Em primeiro lugar, no entanto, antes de propriamente analisar os julgados significativos no campo do Direito Civil-Notarial ou Civil-Registral, cabe retrospectiva das principais mudanças legislativas que foram importantes para essas áreas do Direito em 2016, com reflexo nas notas e nos registros.

Em 18 de março de 2016, entrou em vigor o novo CPC1 e, com ele, mudanças significativas nas regras processuais e procedimentais, no que diz respeito à Atividade Notarial e Registral. Como principais alterações, cita-se o acréscimo do art. 216-A à Lei dos Registro Públicos, criando a possibilidade de reconhecimento da usucapião pela via extrajudicial, que antes só podia se dar por meio de sentença judicial de natureza declaratória. O escopo foi facilitar e garantir maior agilidade no procedimento da usucapião.

Extremamente polêmico é o art. 98, § 8o, do NCPC, que previu a possibilidade de o notário ou de o registador, havendo dúvidas quanto ao preenchimento dos requisitos da gratuidade de justiça no momento da lavratura da escritura e/ou do registro, requerer ao juízo competente alteração. Manifestamos nosso entendimento acerca da inconstitucionalidade desse dispositivo, que permite ao juiz corregedor, no exercício de atividade administrativa, revisar decisão jurisdicional, em completa inversão de valores, que subverte o conceito ontológico do sistema2.

A forma da contagem dos prazos administrativos, no âmbito da atividade notarial e registral também foi alterado pelo NCPC. De acordo com o art. 219, do NCPC, devem ser desprezados os finais de semana e os feriados para fins de computo dos prazos processuais (contagem em dias úteis dos prazos processuais). Ademais, o NCPC passou a prever, expressamente, sua aplicação subsidiária aos processos administrativos, quando houver lacuna na lei especial. Não dispondo a Lei dos Registros Públicos sobre a forma de computo dos prazos para prática de atos notarias e registrais, deve ser aplicado o NCPC, contando-se os prazos não mais em dias corridos, e sim em dias úteis3.

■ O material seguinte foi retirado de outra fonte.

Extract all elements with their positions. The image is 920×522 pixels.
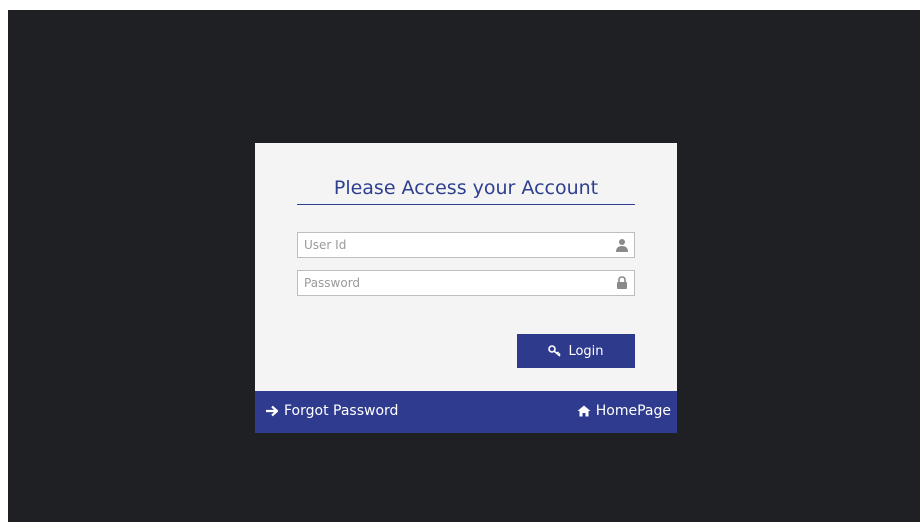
userid-field-wrapper (297, 232, 635, 258)
user-icon (616, 239, 628, 252)
forgot-password-label: Forgot Password (284, 403, 399, 419)
password-input[interactable] (298, 271, 604, 295)
forgot-password-link[interactable]: Forgot Password (265, 403, 398, 419)
arrow-right-icon (266, 405, 279, 417)
home-icon (577, 405, 591, 417)
homepage-link[interactable]: HomePage (577, 403, 671, 419)
password-field-wrapper (297, 270, 635, 296)
homepage-label: HomePage (595, 403, 671, 419)
userid-input[interactable] (298, 233, 604, 257)
screen-background: Please Access your Account Login (8, 10, 920, 522)
login-title: Please Access your Account (297, 177, 635, 205)
key-icon (548, 345, 562, 357)
login-label: Login (568, 343, 604, 359)
login-card: Please Access your Account Login (255, 143, 677, 433)
card-footer: Forgot Password HomePage (255, 391, 677, 433)
login-button[interactable]: Login (517, 334, 635, 368)
lock-icon (617, 276, 627, 289)
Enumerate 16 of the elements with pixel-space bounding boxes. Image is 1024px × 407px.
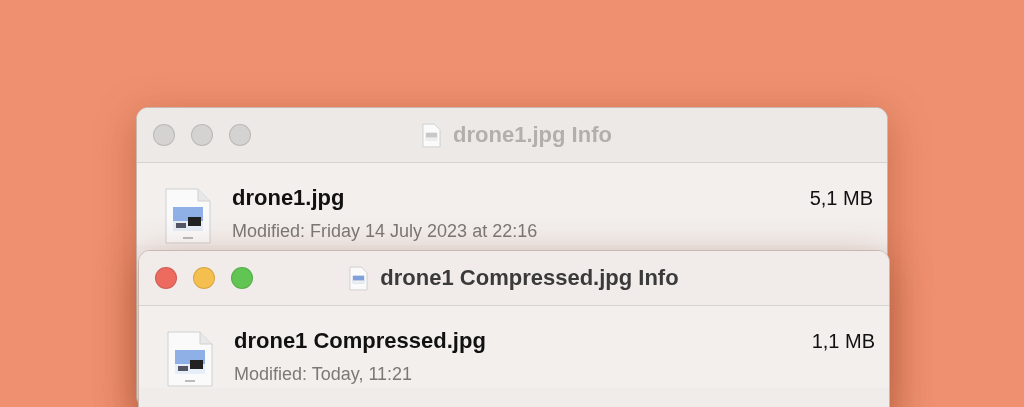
minimize-button[interactable] — [193, 267, 215, 289]
file-name: drone1.jpg — [232, 185, 345, 211]
file-name: drone1 Compressed.jpg — [234, 328, 486, 354]
zoom-button[interactable] — [231, 267, 253, 289]
zoom-button[interactable] — [229, 124, 251, 146]
window-title: drone1.jpg Info — [453, 122, 612, 148]
file-size: 1,1 MB — [811, 330, 875, 353]
modified-date: Modified: Today, 11:21 — [234, 364, 414, 385]
modified-date: Modified: Friday 14 July 2023 at 22:16 — [232, 221, 539, 242]
minimize-button[interactable] — [191, 124, 213, 146]
image-file-icon — [349, 265, 369, 291]
file-size: 5,1 MB — [809, 187, 873, 210]
close-button[interactable] — [153, 124, 175, 146]
image-file-icon — [422, 122, 442, 148]
close-button[interactable] — [155, 267, 177, 289]
window-title: drone1 Compressed.jpg Info — [380, 265, 679, 291]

Além disso, o art. 53, III, f, do NCPC inovou trazendo regra de competência territorial para o julgamento de ações de reparação de danos causados no exercício da atividade extrajudicial, devendo a demanda ser proposta no foro da sede da serventia notarial ou de registro4, independentemente deste ser ou não domicilio do réu.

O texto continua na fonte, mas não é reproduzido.